Paddy Ashdown is one of the people I most admire in politics; I voted for him as Lib Dem leader, was a candidate and election agent for the party in Cambridge in 1990 and 1991, and then was the head of the local branch of the Lib Dems in Northern Ireland for several years (a position in no way incompatible with my Alliance Party activities). A few years later I found myself running the major source of informed but critical commentary on his tenure as High Representative in Bosnia. So I felt that I knew him a little, through politics both domestic and international.
I feel I know him better now. The book takes us through the start of his life in India, growing up in the northern part of County Down (his grandfather, from Rathfriland a bit farther south, supposedly owned the first motor car ever seen in Ireland), his decision to join the Royal Marines and the the SBS, his slipping into diplomacy and espionage, and then the momentous decision to give it all up and concentrate on a political career.
He adopted Yeovil (and the Liberals of Yeovil adopted him) in 1976, and decided then that it would take three elections to win the seat from the Conservatives. In fact it took only two, and he won in 1983 despite limited local resources and spells of unemployment. I think this part of the book is particularly instructive for anyone wanting to take up a career in representative politics; it’s tough for all political parties but particularly for smaller ones.
We then jump almost immediately from 1983 to 1988, when he was elected leader with my vote and many others, and was faced with a party in crisis, bumping along the bottom of the polls and often behind David Owen’s continuing SDP. What interested me here was that Ashdown was always on the lookout for the best political terrain to occupy: equidistance was appropriate between Major and Kinnock, but when Blair moved Labour to the right, Ashdown surged to the centre-left. He allowed himself to get seduced by Blair’s vision of a historic realignment of the British left, but once Blair had failed a couple of critical tests (most notably, binning the Jenkins recommendations for electoral reform) Ashdown decided that the project was over, as was his leadership.
The most moving parts of the book are about Bosnia; the prologue takes us to the camps of Manjača and Trnopolje, located in that long valley between Banja Luka and Prijedor which I came to know well at a later year. Always gifted for languages, Ashdown quoted pithy local proverbs – a particular favourite was “Lako je tuđim kurcem gloginje mlatiti”, which translates “it is easy to beat down thorns using other men’s pricks”. But he also did more in three years to create a sense of confidence and dynamism in Bosnia than the international community had managed in the previous decade. (All this progress, though Ashdown does not say it, was wilfully squandered by the indolence of his somnolent successor.)
The book ends with two bizarre episodes: first, Gordon Brown’s attempt to get him to join the cabinet in 2007 as Secretary of State for Northern Ireland, and second, his near miss at becoming UN special envoy for Afghanistan – an interesting case study of what happens when all the conditions have been put in place but one key actor (President Karzai) changes his mind at the last moment. I’ve seen some speculation that he may return to the EU as a special Balkan envoy but I fear this may just be wishful thinking from activists rather than anything based on reality.
One constant theme from about Chapter 4 onwards is the presence of his wife Jane.
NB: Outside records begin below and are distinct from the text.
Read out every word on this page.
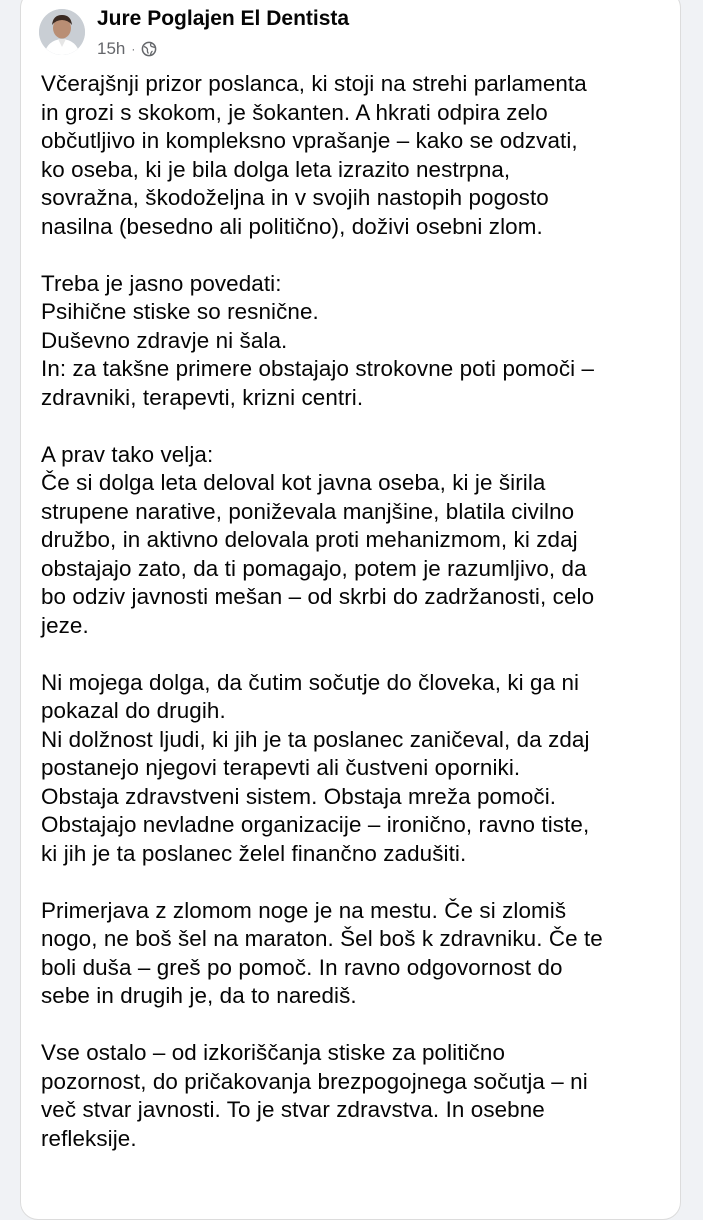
Jure Poglajen El Dentista
15h ·
Včerajšnji prizor poslanca, ki stoji na strehi parlamenta
in grozi s skokom, je šokanten. A hkrati odpira zelo
občutljivo in kompleksno vprašanje – kako se odzvati,
ko oseba, ki je bila dolga leta izrazito nestrpna,
sovražna, škodoželjna in v svojih nastopih pogosto
nasilna (besedno ali politično), doživi osebni zlom.
Treba je jasno povedati:
Psihične stiske so resnične.
Duševno zdravje ni šala.
In: za takšne primere obstajajo strokovne poti pomoči –
zdravniki, terapevti, krizni centri.
A prav tako velja:
Če si dolga leta deloval kot javna oseba, ki je širila
strupene narative, poniževala manjšine, blatila civilno
družbo, in aktivno delovala proti mehanizmom, ki zdaj
obstajajo zato, da ti pomagajo, potem je razumljivo, da
bo odziv javnosti mešan – od skrbi do zadržanosti, celo
jeze.
Ni mojega dolga, da čutim sočutje do človeka, ki ga ni
pokazal do drugih.
Ni dolžnost ljudi, ki jih je ta poslanec zaničeval, da zdaj
postanejo njegovi terapevti ali čustveni oporniki.
Obstaja zdravstveni sistem. Obstaja mreža pomoči.
Obstajajo nevladne organizacije – ironično, ravno tiste,
ki jih je ta poslanec želel finančno zadušiti.
Primerjava z zlomom noge je na mestu. Če si zlomiš
nogo, ne boš šel na maraton. Šel boš k zdravniku. Če te
boli duša – greš po pomoč. In ravno odgovornost do
sebe in drugih je, da to narediš.
Vse ostalo – od izkoriščanja stiske za politično
pozornost, do pričakovanja brezpogojnega sočutja – ni
več stvar javnosti. To je stvar zdravstva. In osebne
refleksije.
Despite one well-publicised wobble, this is clearly a deep and strong political and emotional partnership, as is obvious to anyone who has met the Ashdowns in action. But what comes out from the book is that Ashdown does draw his strength from his family; as he gets formally invested as a member of the House of Lords, his granddaughter shouts down from the gallery, Je veux faire PIPI! and his sympathy is entirely with the little girl.
It’s a well-written and entertaining book, and I think even those with much less interest than I have in Northern Ireland childhoods, British liberal politics, or Bosnia will enjoy it.
I actually have Henson, lent by my mother-in-law, on the shelf waiting to be read. Will try to get to it soon.